Adults try to hide these economics from teens, who are the goods. Connor wonders, “Does a sick society get so used to its illness that it can’t remember being well?” (254), when considering the length and scope of unwinding. When the Admiral visits the Graveyard, he says to Connor, “We can’t stop unwinding” (262). Society has become so reliant on unwound teens that it is unable to function without those goods. Connor and Lev breaking with the ADR and attempting to form a new plan at the end of the novel is far more radical than simply saving the lives of as many adolescents as possible. They discover that abolishing unwinding will involve completely restructuring society and commerce.
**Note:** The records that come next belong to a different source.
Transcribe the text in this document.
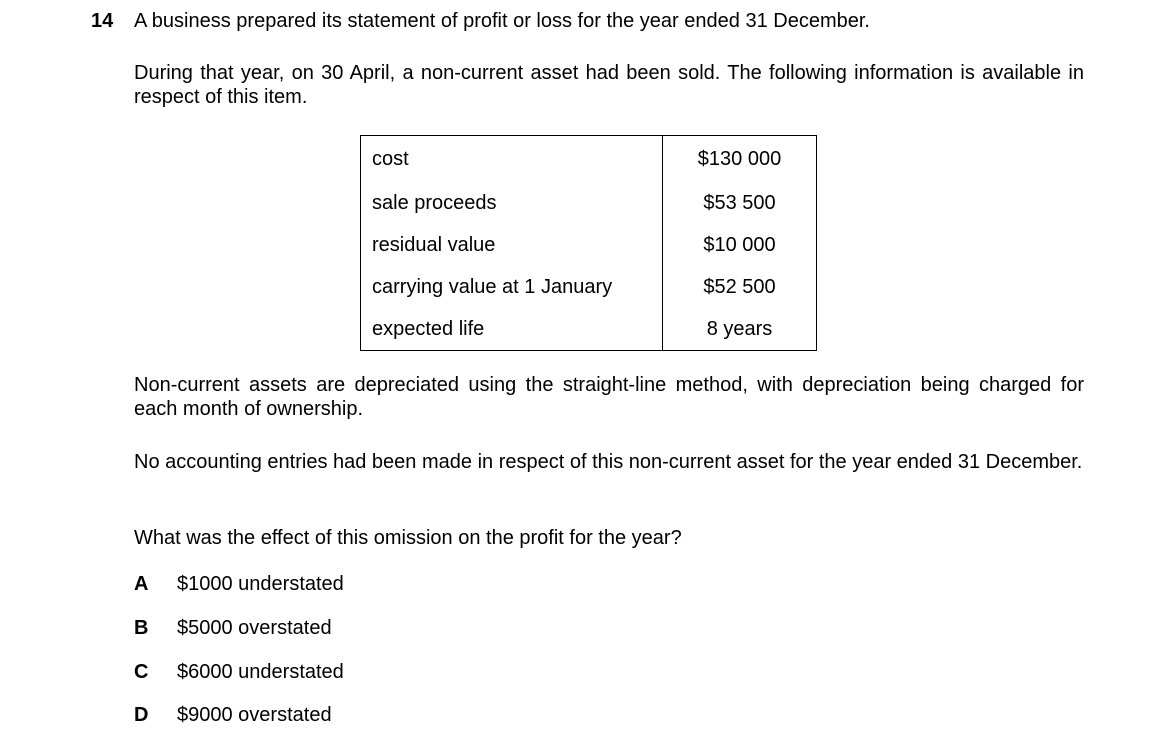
14 A business prepared its statement of profit or loss for the year ended 31 December.
During that year, on 30 April, a non-current asset had been sold. The following information is available in respect of this item.
cost	$130 000
sale proceeds	$53 500
residual value	$10 000
carrying value at 1 January	$52 500
expected life	8 years
Non-current assets are depreciated using the straight-line method, with depreciation being charged for each month of ownership.
No accounting entries had been made in respect of this non-current asset for the year ended 31 December.
What was the effect of this omission on the profit for the year?
A $1000 understated
B $5000 overstated
C $6000 understated
D $9000 overstated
Spirituality Surrounding Unwinding

Religious diction runs throughout UnWholly, raising questions about the connection between soul and body. Tithes, like Miracolina, are raised to believe in a “holy mystery of the divided state” (202), or that unwinding does not simply result in death but makes them “blessed” (30). Aiding others through sacrificing one’s life is encouraged in tithe cults, and tithing is fundamental to the economics of any church. As good citizens and Catholics, rather than members of a tithe cult, Miracolina’s family initially agrees with unwinding but does not go through with signing her unwind order. In the novel, voluntary unwinding equates to assisted death by suicide, which, ironically for the very spiritual Miracolina, would be considered a mortal sin by the Catholic Church. Both Lev and members at the Cavenaugh mansion try and get Miracolina to see the disconnect between her belief in Catholicism and her desire to offer her life for others through voluntary unwinding.
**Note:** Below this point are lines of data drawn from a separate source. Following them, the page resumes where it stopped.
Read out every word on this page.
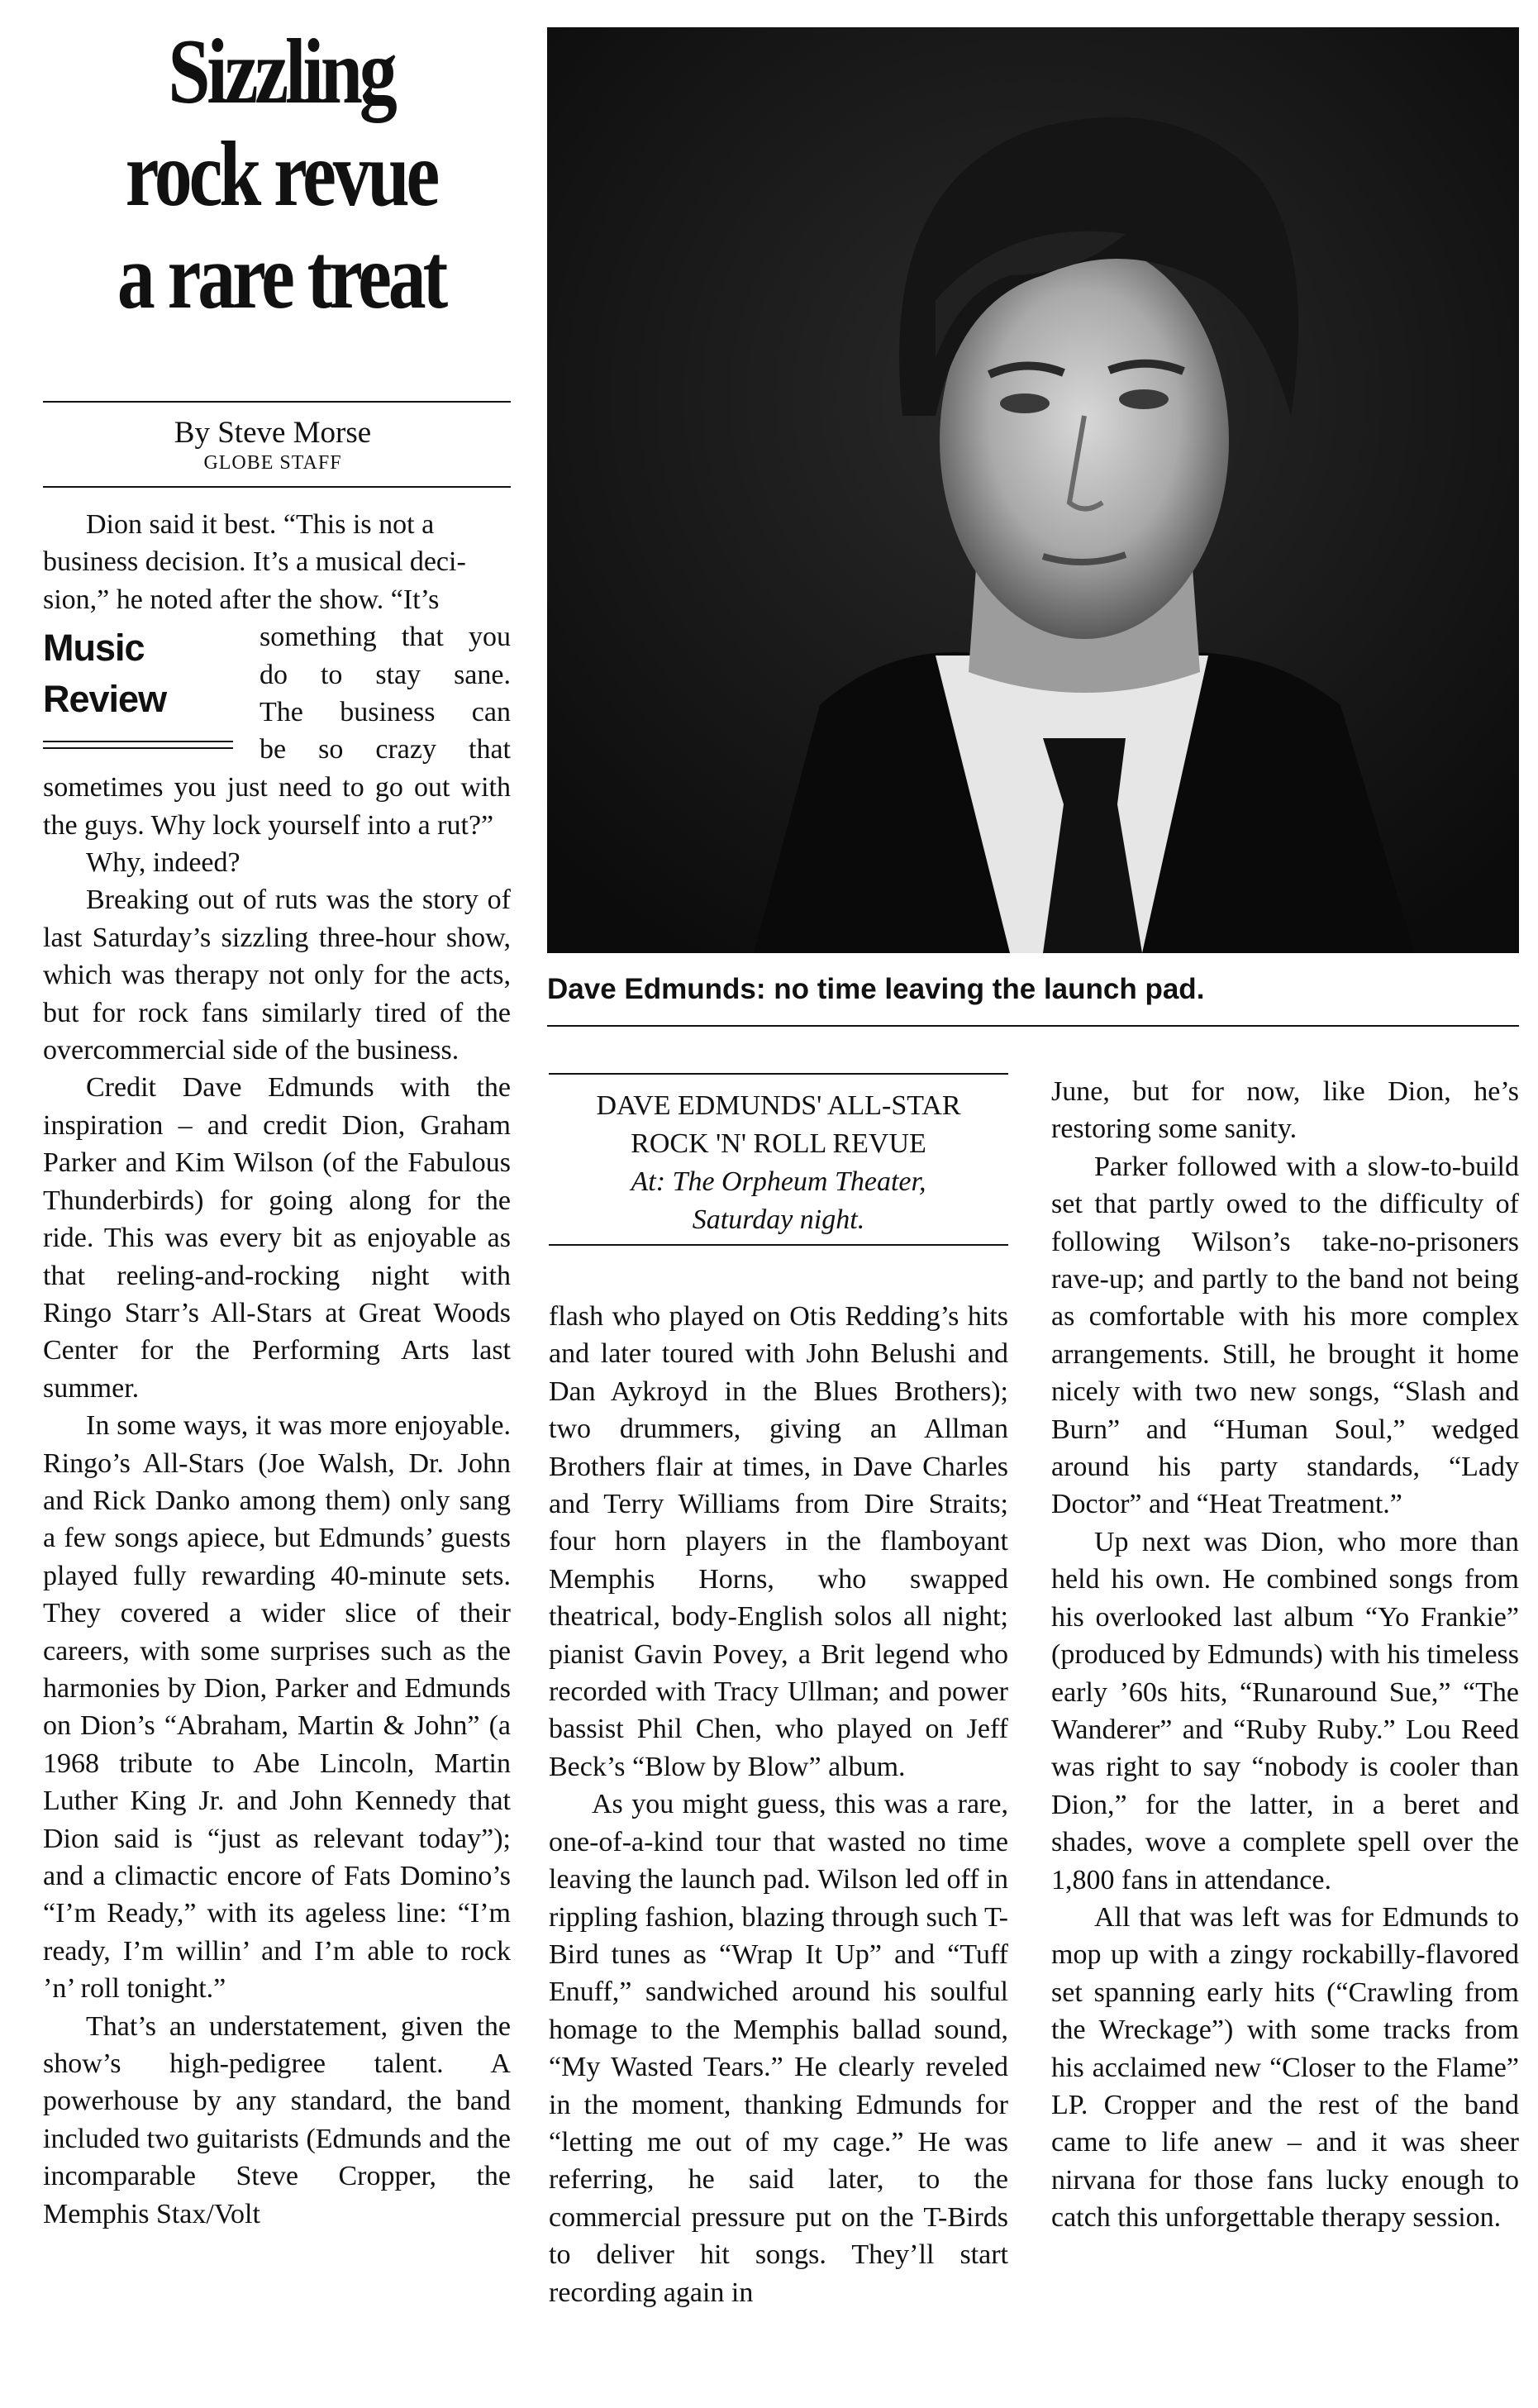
Sizzling
rock revue
a rare treat
By Steve Morse
GLOBE STAFF
Dion said it best. “This is not a
business decision. It’s a musical deci-
sion,” he noted after the show. “It’s
Music
Review
something that you
do to stay sane.
The business can
be so crazy that

sometimes you just need to go out with the guys. Why lock yourself into a rut?”

Why, indeed?

Breaking out of ruts was the story of last Saturday’s sizzling three-hour show, which was therapy not only for the acts, but for rock fans similarly tired of the overcommercial side of the business.

Credit Dave Edmunds with the inspiration – and credit Dion, Graham Parker and Kim Wilson (of the Fabulous Thunderbirds) for going along for the ride. This was every bit as enjoyable as that reeling-and-rocking night with Ringo Starr’s All-Stars at Great Woods Center for the Performing Arts last summer.

In some ways, it was more enjoyable. Ringo’s All-Stars (Joe Walsh, Dr. John and Rick Danko among them) only sang a few songs apiece, but Edmunds’ guests played fully rewarding 40-minute sets. They covered a wider slice of their careers, with some surprises such as the harmonies by Dion, Parker and Edmunds on Dion’s “Abraham, Martin & John” (a 1968 tribute to Abe Lincoln, Martin Luther King Jr. and John Kennedy that Dion said is “just as relevant today”); and a climactic encore of Fats Domino’s “I’m Ready,” with its ageless line: “I’m ready, I’m willin’ and I’m able to rock ’n’ roll tonight.”

That’s an understatement, given the show’s high-pedigree talent. A powerhouse by any standard, the band included two guitarists (Edmunds and the incomparable Steve Cropper, the Memphis Stax/Volt

Dave Edmunds: no time leaving the launch pad.
DAVE EDMUNDS' ALL-STAR
ROCK 'N' ROLL REVUE
At: The Orpheum Theater,
Saturday night.

flash who played on Otis Redding’s hits and later toured with John Belushi and Dan Aykroyd in the Blues Brothers); two drummers, giving an Allman Brothers flair at times, in Dave Charles and Terry Williams from Dire Straits; four horn players in the flamboyant Memphis Horns, who swapped theatrical, body-English solos all night; pianist Gavin Povey, a Brit legend who recorded with Tracy Ullman; and power bassist Phil Chen, who played on Jeff Beck’s “Blow by Blow” album.

As you might guess, this was a rare, one-of-a-kind tour that wasted no time leaving the launch pad. Wilson led off in rippling fashion, blazing through such T-Bird tunes as “Wrap It Up” and “Tuff Enuff,” sandwiched around his soulful homage to the Memphis ballad sound, “My Wasted Tears.” He clearly reveled in the moment, thanking Edmunds for “letting me out of my cage.” He was referring, he said later, to the commercial pressure put on the T-Birds to deliver hit songs. They’ll start recording again in

June, but for now, like Dion, he’s restoring some sanity.

Parker followed with a slow-to-build set that partly owed to the difficulty of following Wilson’s take-no-prisoners rave-up; and partly to the band not being as comfortable with his more complex arrangements. Still, he brought it home nicely with two new songs, “Slash and Burn” and “Human Soul,” wedged around his party standards, “Lady Doctor” and “Heat Treatment.”

Up next was Dion, who more than held his own. He combined songs from his overlooked last album “Yo Frankie” (produced by Edmunds) with his timeless early ’60s hits, “Runaround Sue,” “The Wanderer” and “Ruby Ruby.” Lou Reed was right to say “nobody is cooler than Dion,” for the latter, in a beret and shades, wove a complete spell over the 1,800 fans in attendance.

All that was left was for Edmunds to mop up with a zingy rockabilly-flavored set spanning early hits (“Crawling from the Wreckage”) with some tracks from his acclaimed new “Closer to the Flame” LP. Cropper and the rest of the band came to life anew – and it was sheer nirvana for those fans lucky enough to catch this unforgettable therapy session.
Fighting against unwinding is also cast as a spiritual endeavor. The term “Whollie,” coined by Hayden (78), is a homonym for holy, a religious term. Teens, in their whole and complete form (rather than unwound into parts) are given spiritual significance in opposition to capitalism. When Trace lays dying after attempting to rescue teens from the Graveyard raid, he hopes his actions against unwinding will “be enough to pay his passage to a truly better place” (375). While adults justify unwinding with economic rationales, teens reach for religious diction to illuminate the immorality of unwinding.
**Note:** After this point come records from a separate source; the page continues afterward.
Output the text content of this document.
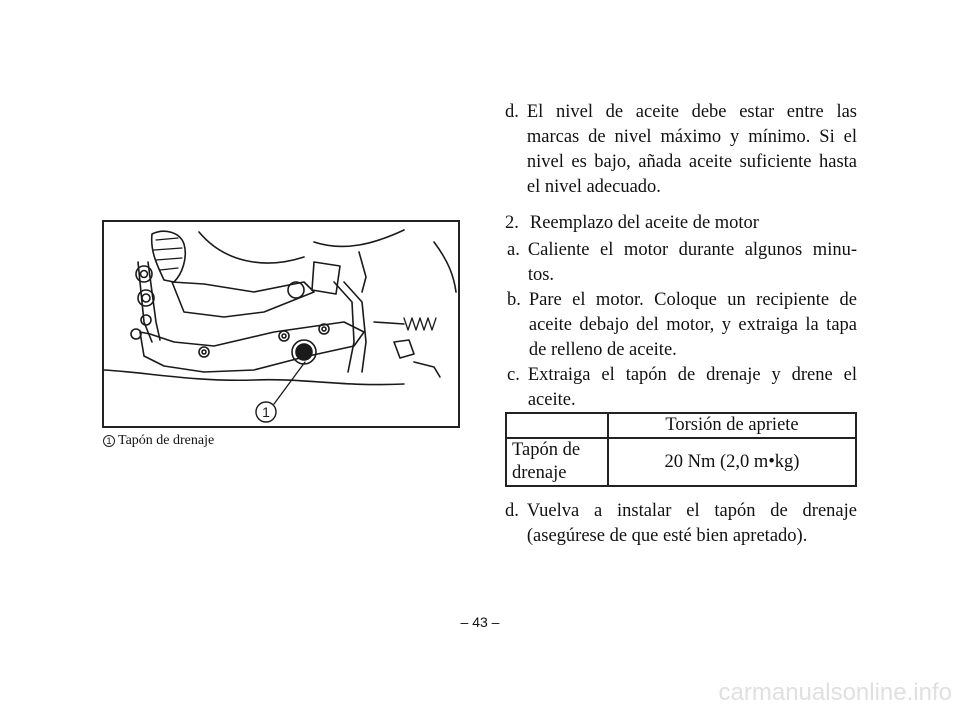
1
1 Tapón de drenaje
d. El nivel de aceite debe estar entre las marcas de nivel máximo y mínimo. Si el nivel es bajo, añada aceite suficiente hasta el nivel adecuado.
2. Reemplazo del aceite de motor
a. Caliente el motor durante algunos minu- tos.
b. Pare el motor. Coloque un recipiente de aceite debajo del motor, y extraiga la tapa de relleno de aceite.
c. Extraiga el tapón de drenaje y drene el aceite.
	Torsión de apriete
Tapón de drenaje	20 Nm (2,0 m•kg)
d. Vuelva a instalar el tapón de drenaje (asegúrese de que esté bien apretado).
– 43 –
carmanualsonline.info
Storks, as an oppressed subset of Whollies, seek a spiritual figure in their desire for equality. Various teens see Starkey as “hope for storked salvation” (111). Starkey does try to rescue storks initially, the first of whom is named Jesus, saying, “Jesus is about to get a wholly visitation” (266). However, this rescue mission goes awry, and he ends up using his powers of persuasion and personality to engage in arson. Starkey and his stork’s repeated acts of arson cause the Juvey-cops to raid the Graveyard. Starkey, in the end, serves only one spiritual figure: himself.

Lev attracts the most religious thought of all the characters. In the first book of the series, Lev, like Miracolina, desired to be tithed, only to discover that his religious mentor, Pastor Dan, had hidden his name from news stories about Connor’s escape because the minister did not support unwinding. Both Pastor Dan and Charles Cavenaugh create a spiritual aura around Lev and set up circumstances where he ministers to youth, Pastor Dan jokingly referring to this ministry’s denomination as Leviathan (173). Lev, as its patron saint, is a concept that comes up several times, in different contexts. Miracolina and Lev argue about him being Cavenaugh’s “patron saint” (236), but Lev is more amenable to the concept by the end of the novel. Lev says to Connor, “you’re a martyr and I’m a patron saint” (392), as a way to convince him that they are the ones meant to change the world, as opposed to the ADR or Cavenaugh’s tithing rescue operation. Connor is consistently willing to martyr himself, and it takes Lev’s intervention to keep him alive for their next adventure in Shusterman’s subsequent book in the Unwind series.